Methods: SHR-1210-II-204 (NCT03155425) is a multicenter, single-arm, phase 2 study of SHR-1210 in Chinese patients with R/R cHL: who relapsed after autologous stem cell transplantation (ASCT) or relapsed / refractory to at least 2 prior systemic treatment and ineligibility for ASCT. Patients received SHR-1210 at a fixed dose of 200 mg intravenously every 2 weeks. Response was assessed with CT/MRI and FDG-PET according to the 2014 Lugano Criteria for Malignant Lymphomas. The primary end point was ORR per blinded independent central review (BICR). All patients who received at least 1 dose of SHR-1210 were included in the analyses. Informed consent was obtained for all patients. The data cutoff date for these analyses was Mar 18, 2018 that is six months after the last patient received the first dose.

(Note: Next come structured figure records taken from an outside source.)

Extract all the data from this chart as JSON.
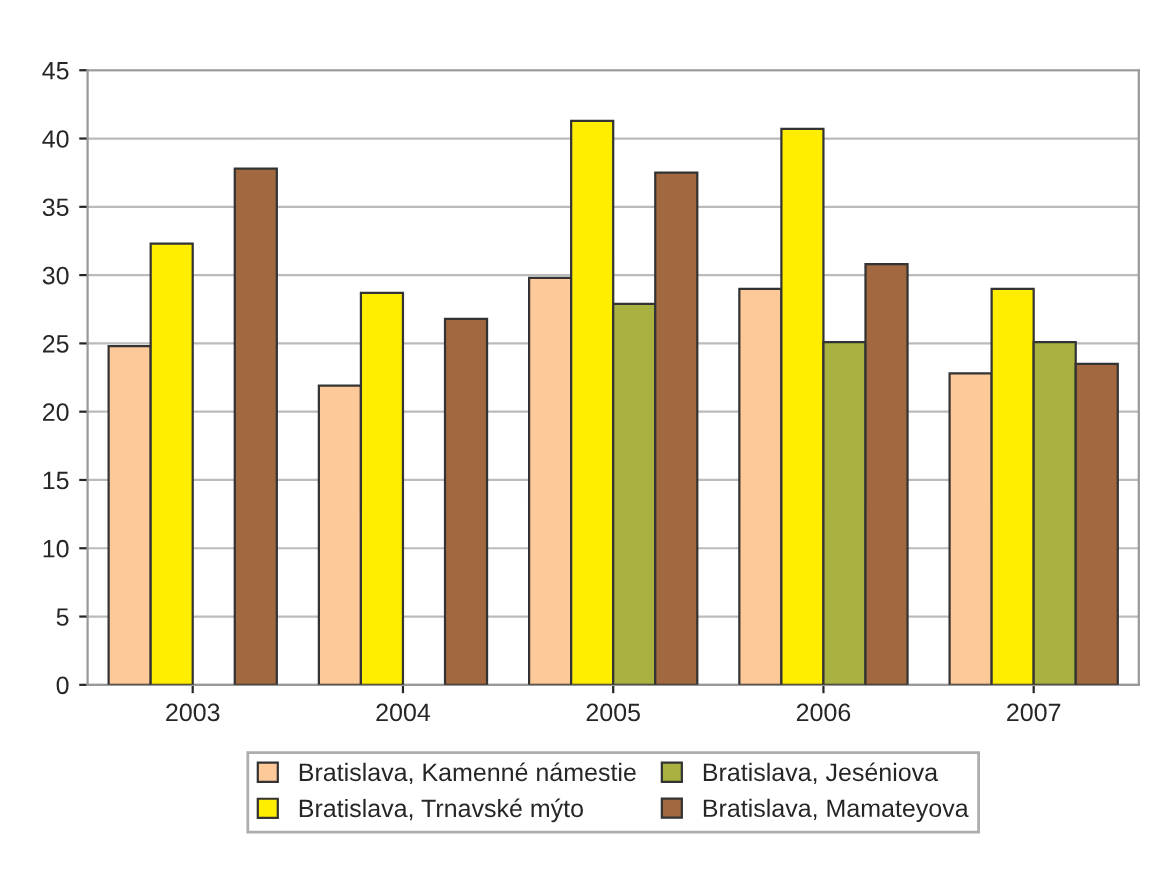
{
  "chart_data": {
    "type": "bar",
    "categories": [
      "2003",
      "2004",
      "2005",
      "2006",
      "2007"
    ],
    "series": [
      {
        "name": "Bratislava, Kamenné námestie",
        "color": "#fdc998",
        "values": [
          24.8,
          21.9,
          29.8,
          29.0,
          22.8
        ]
      },
      {
        "name": "Bratislava, Trnavské mýto",
        "color": "#ffee00",
        "values": [
          32.3,
          28.7,
          41.3,
          40.7,
          29.0
        ]
      },
      {
        "name": "Bratislava, Jeséniova",
        "color": "#a9b241",
        "values": [
          null,
          null,
          27.9,
          25.1,
          25.1
        ]
      },
      {
        "name": "Bratislava, Mamateyova",
        "color": "#a2683f",
        "values": [
          37.8,
          26.8,
          37.5,
          30.8,
          23.5
        ]
      }
    ],
    "ylim": [
      0,
      45
    ],
    "yticks": [
      0,
      5,
      10,
      15,
      20,
      25,
      30,
      35,
      40,
      45
    ],
    "grid": "y",
    "legend": "bottom"
  }
}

Results: 75 patients were enrolled between June 9, 2017, and September 18, 2017. All patients had refractory or relapsed cHL. Among of them, 66.7% had received ≥3 prior lines of systemic chemotherapy, 8% of patients had progressive disease after BV, and 12% of patients had progressive disease after ASCT. Per BICR, the ORR (95% CI) was 82.7% (72.2%–90.4%) and CRR was 26.7%. With a median of 15 treatment doses, the most common TRAEs were skin hemangioma (97.3%), fever (41.3%), white cell count decreased (25.3%), neutrophil count decreased (22.7%), hypothyroidism (21.3%), upper respiratory tract infection (20.0%), ALT increased (18.7%), anemia (17.3%), infusion-related reaction (14.7%), cough (10.7%) and TSH increased (10.7%). The most common grade 3/4 TRAEs were white cell count decreased (4.0%), lymphocyte count decreased (4.0%), γ-glutamyltransferase increased (2.7%), neutrophil count decreased (2.7%), neutropenia (1.4%), thrombocytopenia (1.0%), and diarrhea (1.0%).
Conclusions: These results from an on-going study in heavily pretreated R/R cHL patients demonstrate that PD-1 blockade with SHR-1210 has a manageable safety profile and promising antitumor activity.